3.   For each patient in the data set, find the patient that is most similar. This most-similar patient is called the nearest neighbor. The heart disease status of the nearest neighbor is our prediction. We are pretending that we don’t know our patient’s true heart disease status and instead we are relying on the most similar nearest neighbor patient to make a prediction.  This enables us to test the overall accuracy of our algorithm. If the true heart disease status of the test patient is the same as the heart disease status of the most similar patient (nearest neighbor), then your prediction for that test patient is correct! Now repeat the process of predicting each patient’s heart disease status. To find the nearest neighbor we use the following distance formula:

where xi and yi are the values for the ith numeric attribute of x and y respectively and r is a tuning parameter used to configure the distance function. If r = 2, our distance measure is called the Euclidean distance, while a value of r = 1 represents the Manhattan distance. The summation symbol tells us to sum up each attribute’s absolute-value difference across all numeric attributes. The abs function may come in handy here. Non-numeric attributes such as sex, and the type of chest pain may be ignored.  Instead, you will measure distance between two patients using only the four numeric attributes: Age, RestingBP, Cholesterol, and MaxHR. Remember that the HeartDisease status (last column) is what we are trying to predict and so should not be included in our distance calculation.

4.   Report the accuracy of your machine learning classifier. Using both r = 1, and r = 2, report three

measures of accuracy.  To understand our accuracy measures, first we must understand the following definitions:

True Positive:   Correctly predicting that a sick patient has heart disease.

True Negative:  Correctly predicting that a healthy patient does not have heart disease.

False Positive:   Incorrect predicting that a healthy patient has heart disease.

False Negative: Incorrectly predicting that a sick patient does not have heart disease.

a.   Precision: What fraction of patients that you predicted to have heart disease actually do have heart disease?   A high precision means that we are avoiding false positives. Formally,

Precision = True Positives / (True positives + False Positives)

b.   Recall: What fraction of patients that truly have heart disease were predicted to have heart

disease? A high recall means that our classifier is doing a good job of detecting sick patients. Recall is also called Sensitivity. Recall = True Positives / (True Positives + False Negatives).
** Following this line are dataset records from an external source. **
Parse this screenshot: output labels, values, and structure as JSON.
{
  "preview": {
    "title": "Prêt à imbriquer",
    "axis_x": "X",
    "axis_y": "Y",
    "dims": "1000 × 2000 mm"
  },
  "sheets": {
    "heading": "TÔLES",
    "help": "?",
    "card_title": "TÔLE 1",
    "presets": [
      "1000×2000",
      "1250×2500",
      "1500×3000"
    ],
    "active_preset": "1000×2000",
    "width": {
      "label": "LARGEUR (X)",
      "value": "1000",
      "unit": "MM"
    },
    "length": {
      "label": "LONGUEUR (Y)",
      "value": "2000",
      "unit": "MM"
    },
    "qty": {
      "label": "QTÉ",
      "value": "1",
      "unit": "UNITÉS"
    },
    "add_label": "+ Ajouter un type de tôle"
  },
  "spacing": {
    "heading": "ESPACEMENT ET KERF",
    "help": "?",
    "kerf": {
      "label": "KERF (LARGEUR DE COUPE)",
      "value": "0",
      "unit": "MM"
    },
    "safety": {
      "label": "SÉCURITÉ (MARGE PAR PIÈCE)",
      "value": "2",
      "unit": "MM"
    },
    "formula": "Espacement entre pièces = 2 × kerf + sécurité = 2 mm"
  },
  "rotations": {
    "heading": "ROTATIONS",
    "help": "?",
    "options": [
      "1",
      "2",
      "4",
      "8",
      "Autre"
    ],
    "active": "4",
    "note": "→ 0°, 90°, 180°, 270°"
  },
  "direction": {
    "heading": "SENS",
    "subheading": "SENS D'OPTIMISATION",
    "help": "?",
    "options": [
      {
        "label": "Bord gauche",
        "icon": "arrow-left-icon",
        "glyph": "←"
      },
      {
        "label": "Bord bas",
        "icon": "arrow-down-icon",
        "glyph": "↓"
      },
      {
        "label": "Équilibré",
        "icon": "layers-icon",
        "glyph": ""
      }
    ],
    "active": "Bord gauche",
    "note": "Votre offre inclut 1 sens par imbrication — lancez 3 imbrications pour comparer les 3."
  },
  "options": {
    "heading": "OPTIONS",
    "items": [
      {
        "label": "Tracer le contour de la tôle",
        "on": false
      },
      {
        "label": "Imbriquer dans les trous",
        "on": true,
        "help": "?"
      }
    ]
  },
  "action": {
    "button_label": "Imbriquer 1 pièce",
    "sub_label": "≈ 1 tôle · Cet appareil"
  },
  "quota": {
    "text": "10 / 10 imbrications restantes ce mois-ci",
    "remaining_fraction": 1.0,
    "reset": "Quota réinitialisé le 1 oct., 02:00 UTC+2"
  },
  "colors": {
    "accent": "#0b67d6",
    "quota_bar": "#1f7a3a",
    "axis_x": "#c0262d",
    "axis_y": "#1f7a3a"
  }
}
c.   Overall Accuracy: What fraction of our patients were classified correctly? Overall accuracy can be quite misleading particularly in datasets where one class is over-represented compared to another class. In this data set, about 55% of the patients are sick with heart disease so if we simply predicted that every patient is sick, we would achieve a baseline accuracy of 55%. Can we do better?


5.   Generate a scatter plot of Maximum Heart Rate (y axis) vs. Age (x axis). Color code the markers so

that sick patients with heart disease are red, and healthy patients with no heart disease are blue.

Include a legend. To create legends, include a label parameter in the call to scatter, and call scatter

once for the healthy patients, and once for the sick patients. Then use the command plt.legend() to generate the legend.

What to Submit

Submit your program (heart.py), your visualization (heart.png), and your classification accuracy report (heart.txt). When submitting (or resubmitting), it is your responsibility to verify that ALL required files have been received by GradeScope. If you forget to submit your code, your visualization, or your output, or you submit the wrong files, your grade will likely be affected.